Чесали лапотники затылки, прощаясь с родными хатами. А где-то далеко, в саксонских и баварских деревушках, тоже плакали жены и матери, и увозили поезда Фрицев и Гансов, тоже мужиков, на войну за господ.
Ушла Васькина мать за кусками и вернулась нескоро. Мало кто видел, — опустело, село, — как из-за бугра пришел согнутый и нетвердый человек в серой шинели.
Подошел он к забитой хате, сел к гнилому углу и, вдыхая родной запах, плакал без слез, сухими глазами, как плачут мужики.
Вечером шла кусковница, и тоска затянула ее к родному месту. Сесть на своем крыльце и хоть чужой кусок-да съесть около дома. Серый-серый спускался вечер, серее крыш, серее солдатской шинели, и тихо вздыхал, клоня голову курчавую к оврагам. Как два сыча, сидели старики у хаты.
Поздняя и ненужная пришла радость. На завтра уходить вчера выпущенному из острога Федоту на войну.
Опять стоять и гнить хате, совсем высохнет Мать побирушкой-кусковницей.
Плакала она всю ночь напролет, и не было слез у нее, а только рвалась на части сухая грудь.
Утром переобул Федот новые лапти и ушел, не повидав сына. Васька с дедом пас коров на лесном отгуле, и итти до него далеко.
Долго глядела кусковница, как прятали, закатывали увалы гнутую фигуру мужика.
— Воин, тоже воин, за што застаивать, за што ратовать, за жисть таку?
Какой лиходей принесет хуже этой!
По лесу курится туман, идет от низин, виснет меж деревьев, путается в кустах. Солнце еще не встало, но заря красной медью горит и вязнет, просвечивая на зубах леса. Тенькают в лесу птицы, скрипит на поляне дергач, а в озере хлопают крыльями и плещутся дикие утки. Вдруг где-то раздался звон. Мутный, глухой, еще, еще…

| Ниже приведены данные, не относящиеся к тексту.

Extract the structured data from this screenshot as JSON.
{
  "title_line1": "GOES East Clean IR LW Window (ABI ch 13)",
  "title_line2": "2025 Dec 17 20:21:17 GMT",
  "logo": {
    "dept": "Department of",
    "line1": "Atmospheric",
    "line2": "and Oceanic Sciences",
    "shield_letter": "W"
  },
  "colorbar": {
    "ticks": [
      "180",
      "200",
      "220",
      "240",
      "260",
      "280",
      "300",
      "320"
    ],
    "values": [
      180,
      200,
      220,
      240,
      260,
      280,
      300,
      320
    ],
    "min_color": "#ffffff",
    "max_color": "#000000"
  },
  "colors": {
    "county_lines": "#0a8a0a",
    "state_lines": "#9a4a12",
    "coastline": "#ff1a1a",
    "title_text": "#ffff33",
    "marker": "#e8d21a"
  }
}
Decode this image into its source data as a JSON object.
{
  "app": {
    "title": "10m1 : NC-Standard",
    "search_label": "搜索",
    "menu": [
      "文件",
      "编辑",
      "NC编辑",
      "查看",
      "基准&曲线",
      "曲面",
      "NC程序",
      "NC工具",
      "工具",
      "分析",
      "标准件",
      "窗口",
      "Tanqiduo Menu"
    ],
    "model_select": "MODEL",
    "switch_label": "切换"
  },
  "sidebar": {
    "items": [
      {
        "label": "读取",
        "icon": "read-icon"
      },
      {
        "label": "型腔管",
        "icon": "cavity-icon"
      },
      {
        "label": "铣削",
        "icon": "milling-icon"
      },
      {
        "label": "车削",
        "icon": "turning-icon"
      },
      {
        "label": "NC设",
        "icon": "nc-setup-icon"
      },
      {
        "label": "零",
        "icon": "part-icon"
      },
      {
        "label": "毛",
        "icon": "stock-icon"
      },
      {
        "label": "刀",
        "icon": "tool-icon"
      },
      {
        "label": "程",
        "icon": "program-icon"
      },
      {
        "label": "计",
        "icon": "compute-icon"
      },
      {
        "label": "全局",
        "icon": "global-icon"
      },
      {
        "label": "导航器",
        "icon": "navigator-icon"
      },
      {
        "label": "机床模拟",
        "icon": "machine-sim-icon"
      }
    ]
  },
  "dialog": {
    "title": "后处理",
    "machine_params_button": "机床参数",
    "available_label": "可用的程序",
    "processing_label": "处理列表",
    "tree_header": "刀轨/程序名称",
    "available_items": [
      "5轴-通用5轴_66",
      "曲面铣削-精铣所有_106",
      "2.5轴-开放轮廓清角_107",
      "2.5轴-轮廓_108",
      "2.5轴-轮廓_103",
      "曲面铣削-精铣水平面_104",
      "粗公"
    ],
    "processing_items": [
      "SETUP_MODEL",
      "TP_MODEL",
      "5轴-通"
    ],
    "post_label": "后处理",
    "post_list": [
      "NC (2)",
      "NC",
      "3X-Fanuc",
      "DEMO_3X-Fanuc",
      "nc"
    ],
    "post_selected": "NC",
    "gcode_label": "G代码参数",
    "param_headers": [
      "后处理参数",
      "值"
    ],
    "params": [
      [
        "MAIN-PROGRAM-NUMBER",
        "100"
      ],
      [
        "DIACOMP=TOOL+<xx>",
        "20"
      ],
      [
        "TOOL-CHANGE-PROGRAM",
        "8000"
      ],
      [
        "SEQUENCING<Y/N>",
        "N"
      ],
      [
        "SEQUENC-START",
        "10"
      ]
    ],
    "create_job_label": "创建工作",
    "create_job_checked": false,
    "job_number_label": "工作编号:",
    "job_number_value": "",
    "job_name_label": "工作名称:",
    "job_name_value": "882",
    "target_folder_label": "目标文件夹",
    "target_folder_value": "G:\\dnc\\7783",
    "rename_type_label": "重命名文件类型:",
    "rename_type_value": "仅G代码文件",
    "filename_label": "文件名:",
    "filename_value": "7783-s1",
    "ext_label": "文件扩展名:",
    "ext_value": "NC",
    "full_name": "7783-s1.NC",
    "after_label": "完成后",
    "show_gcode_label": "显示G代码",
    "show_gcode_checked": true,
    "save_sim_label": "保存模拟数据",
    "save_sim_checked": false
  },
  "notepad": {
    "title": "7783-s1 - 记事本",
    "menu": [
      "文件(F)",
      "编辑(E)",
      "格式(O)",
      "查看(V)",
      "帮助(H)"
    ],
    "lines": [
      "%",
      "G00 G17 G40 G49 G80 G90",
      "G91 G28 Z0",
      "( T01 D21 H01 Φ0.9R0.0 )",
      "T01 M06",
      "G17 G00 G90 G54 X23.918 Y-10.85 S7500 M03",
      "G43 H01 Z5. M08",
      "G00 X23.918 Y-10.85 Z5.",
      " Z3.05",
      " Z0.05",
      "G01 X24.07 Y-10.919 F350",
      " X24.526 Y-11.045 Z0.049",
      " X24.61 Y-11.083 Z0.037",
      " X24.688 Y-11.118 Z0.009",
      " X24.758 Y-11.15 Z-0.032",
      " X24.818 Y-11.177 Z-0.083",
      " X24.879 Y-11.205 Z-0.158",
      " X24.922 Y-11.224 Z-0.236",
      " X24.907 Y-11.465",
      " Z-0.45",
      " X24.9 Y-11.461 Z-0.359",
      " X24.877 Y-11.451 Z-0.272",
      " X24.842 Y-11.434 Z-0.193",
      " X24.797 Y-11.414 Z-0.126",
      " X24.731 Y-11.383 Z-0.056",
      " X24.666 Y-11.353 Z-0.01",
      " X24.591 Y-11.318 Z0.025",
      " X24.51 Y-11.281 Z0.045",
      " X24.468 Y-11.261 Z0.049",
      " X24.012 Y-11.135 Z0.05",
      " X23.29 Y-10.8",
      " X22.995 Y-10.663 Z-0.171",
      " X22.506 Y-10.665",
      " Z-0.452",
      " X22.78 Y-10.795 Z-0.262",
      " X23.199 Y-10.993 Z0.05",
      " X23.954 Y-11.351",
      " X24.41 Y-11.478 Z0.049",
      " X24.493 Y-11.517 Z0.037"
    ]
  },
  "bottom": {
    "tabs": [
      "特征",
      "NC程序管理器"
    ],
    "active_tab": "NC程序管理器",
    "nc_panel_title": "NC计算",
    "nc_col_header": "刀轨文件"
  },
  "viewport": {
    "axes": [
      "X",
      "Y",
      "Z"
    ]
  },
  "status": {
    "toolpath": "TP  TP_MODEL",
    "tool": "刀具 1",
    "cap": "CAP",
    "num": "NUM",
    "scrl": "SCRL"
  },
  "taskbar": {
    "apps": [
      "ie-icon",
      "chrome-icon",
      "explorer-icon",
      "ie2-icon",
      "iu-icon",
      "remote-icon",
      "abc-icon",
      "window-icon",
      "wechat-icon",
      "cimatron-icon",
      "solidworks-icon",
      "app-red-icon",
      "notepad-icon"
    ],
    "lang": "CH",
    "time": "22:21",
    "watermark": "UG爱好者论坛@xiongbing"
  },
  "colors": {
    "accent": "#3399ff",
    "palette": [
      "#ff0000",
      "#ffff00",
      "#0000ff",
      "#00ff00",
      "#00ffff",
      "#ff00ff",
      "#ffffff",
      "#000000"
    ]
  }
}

Звонили тихо и не в лад, и что-то шумно двигалось, неся этот звон по курчавым кустарникам лесной вырубки. Звон ближе и гнусавей, такой чужой, жуткий-в лесу.
— Ай, лобан, ты-шшь-куда? Свистнул кнут, и парнишка в свитке выскочил и, сверкая подковыренными лаптями, заскакал по пням опере-живать забзыкавшего бычка. Летела и орала неистово впереди хозяина собака. Из кустов поднялись сытые коровьи морды и озорно поглядывали, не скрывая желания, тоже побзыкать по утреннему холодку.